Libertad de sumisión

Algo profundamente equivocado está sucediendo en este momento.

Aunque vivimos en una democracia que en teoría respeta la libertad de expresión, cada vez son más los temas sobre los que es imposible discutir, y ya no digamos disentir, salvo que lo hagamos en un círculo cerrado de amigos de plena confianza.

Todo empezó de manera más o menos velada, con ciertos acontecimientos históricos y teorías científicas sobre las que de un día para otro se prohibió dudar, aunque fuera de manera parcial y con datos elaborados; a esto le siguieron unas nuevas estructuras de pensamiento asociados a lo políticamente correcto que han acabado marcando el modo en como debemos forzosamente comportarnos; y hemos llegado a un punto en el que es un deporte de riesgo extremo contradecir toda opinión que venga refrendada por el gobierno de turno, los grandes medios de comunicación o ese ente invisible y fantasmagórico llamado opinión pública.

Refutar o simplemente dudar de alguno de los postulados oficialistas provocará irremediablemente la exclusión social, el escarnio público, problemas familiares y el señalamiento perpetuo como si de un apestado te trataras.

Además de la infamia moral que ello supone, este tipo de comportamiento perverso redunda en la creación de grupos extremistas enfrentados entre sí que acaban defendiendo no posturas sino creencias convertidas en dogma, orgullos heridos y egos amplificados hasta el infinito.
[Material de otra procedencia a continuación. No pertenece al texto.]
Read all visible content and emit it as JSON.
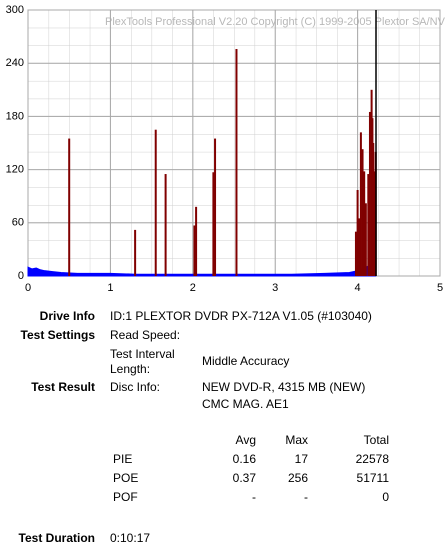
{
  "chart_data": {
    "type": "bar",
    "title": "PlexTools Professional V2.20 Copyright (C) 1999-2005 Plextor SA/NV",
    "xlim": [
      0,
      5
    ],
    "xticks": [
      0,
      1,
      2,
      3,
      4,
      5
    ],
    "ylim": [
      0,
      300
    ],
    "yticks": [
      0,
      60,
      120,
      180,
      240,
      300
    ],
    "grid": true,
    "series": [
      {
        "color": "#800000",
        "x": [
          0.5,
          1.3,
          1.55,
          1.67,
          2.02,
          2.04,
          2.25,
          2.27,
          2.53,
          3.98,
          4.0,
          4.02,
          4.04,
          4.06,
          4.08,
          4.1,
          4.13,
          4.15,
          4.17,
          4.18,
          4.19,
          4.2,
          4.22
        ],
        "values": [
          155,
          52,
          165,
          115,
          57,
          78,
          117,
          155,
          256,
          50,
          97,
          65,
          162,
          143,
          118,
          82,
          115,
          185,
          210,
          178,
          150,
          118,
          140
        ]
      },
      {
        "color": "#0000ff",
        "x": [
          0,
          0.05,
          0.1,
          0.15,
          0.2,
          0.3,
          0.4,
          0.6,
          0.8,
          1.0,
          1.3,
          1.6,
          2.0,
          2.4,
          2.8,
          3.2,
          3.6,
          3.9,
          4.0,
          4.05,
          4.1,
          4.15,
          4.2,
          4.22
        ],
        "values": [
          10,
          8,
          9,
          7,
          6,
          5,
          4,
          3,
          3,
          3,
          2,
          2,
          2,
          2,
          2,
          2,
          3,
          4,
          6,
          8,
          10,
          12,
          14,
          12
        ]
      }
    ]
  },
  "info": {
    "drive_info_label": "Drive Info",
    "drive_info": "ID:1 PLEXTOR DVDR PX-712A V1.05 (#103040)",
    "test_settings_label": "Test Settings",
    "read_speed_label": "Read Speed:",
    "interval_label_1": "Test Interval",
    "interval_label_2": "Length:",
    "interval": "Middle Accuracy",
    "test_result_label": "Test Result",
    "disc_info_label": "Disc Info:",
    "disc_info_1": "NEW DVD-R, 4315 MB (NEW)",
    "disc_info_2": "CMC MAG. AE1",
    "duration_label": "Test Duration",
    "duration": "0:10:17"
  },
  "stats": {
    "header": [
      "Avg",
      "Max",
      "Total"
    ],
    "rows": [
      [
        "PIE",
        "0.16",
        "17",
        "22578"
      ],
      [
        "POE",
        "0.37",
        "256",
        "51711"
      ],
      [
        "POF",
        "-",
        "-",
        "0"
      ]
    ]
  }
}
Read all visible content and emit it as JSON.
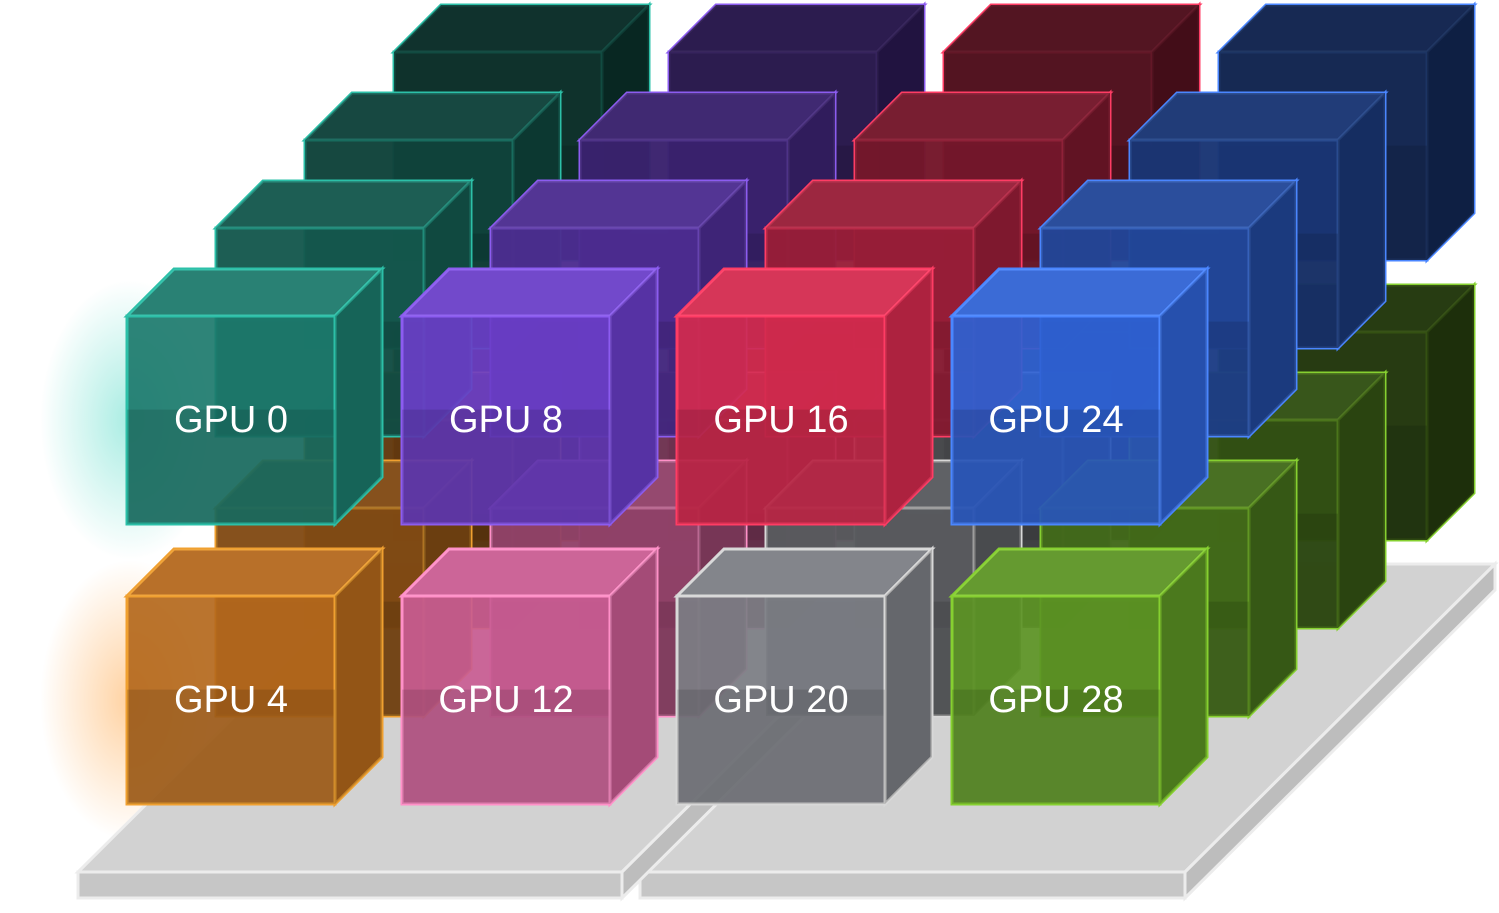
{
  "nodes": [
    {
      "label": "GPU 0"
    },
    {
      "label": "GPU 8"
    },
    {
      "label": "GPU 16"
    },
    {
      "label": "GPU 24"
    },
    {
      "label": "GPU 4"
    },
    {
      "label": "GPU 12"
    },
    {
      "label": "GPU 20"
    },
    {
      "label": "GPU 28"
    }
  ]
}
No hay ni siquiera una lucha por demostrar quien tiene razón, pues los datos ya no importan, solo cuenta imponer tu fuerza sobre el oponente y degradarlo hasta la humillación.

La libertad de expresión, baluarte inexpugnable hasta hace poco de los sistemas democráticos, se ha transmutado en libertad de sumisión. Eres libre para aceptar sumisamente todo lo que se te impone, para dejarte llevar por la corriente de la opinión mayoritaria e incluso para denunciar a todo aquel que se quiera apartar del redil; pues la opinión crítica se ha convertido falazmente en enemigo de la democracia, en el supuesto germen de su destrucción, en fascismo porque sí.

La política, la ideología e incluso ciertos postulados científicos (olvidándose que en ciencia todo está siempre sometido a nueva revisión) son las nuevas religiones en las que forzosamente se ha de creer, y la estupidez humana con sus hordas digitales a cuestas, en la nueva y repulsiva inquisición.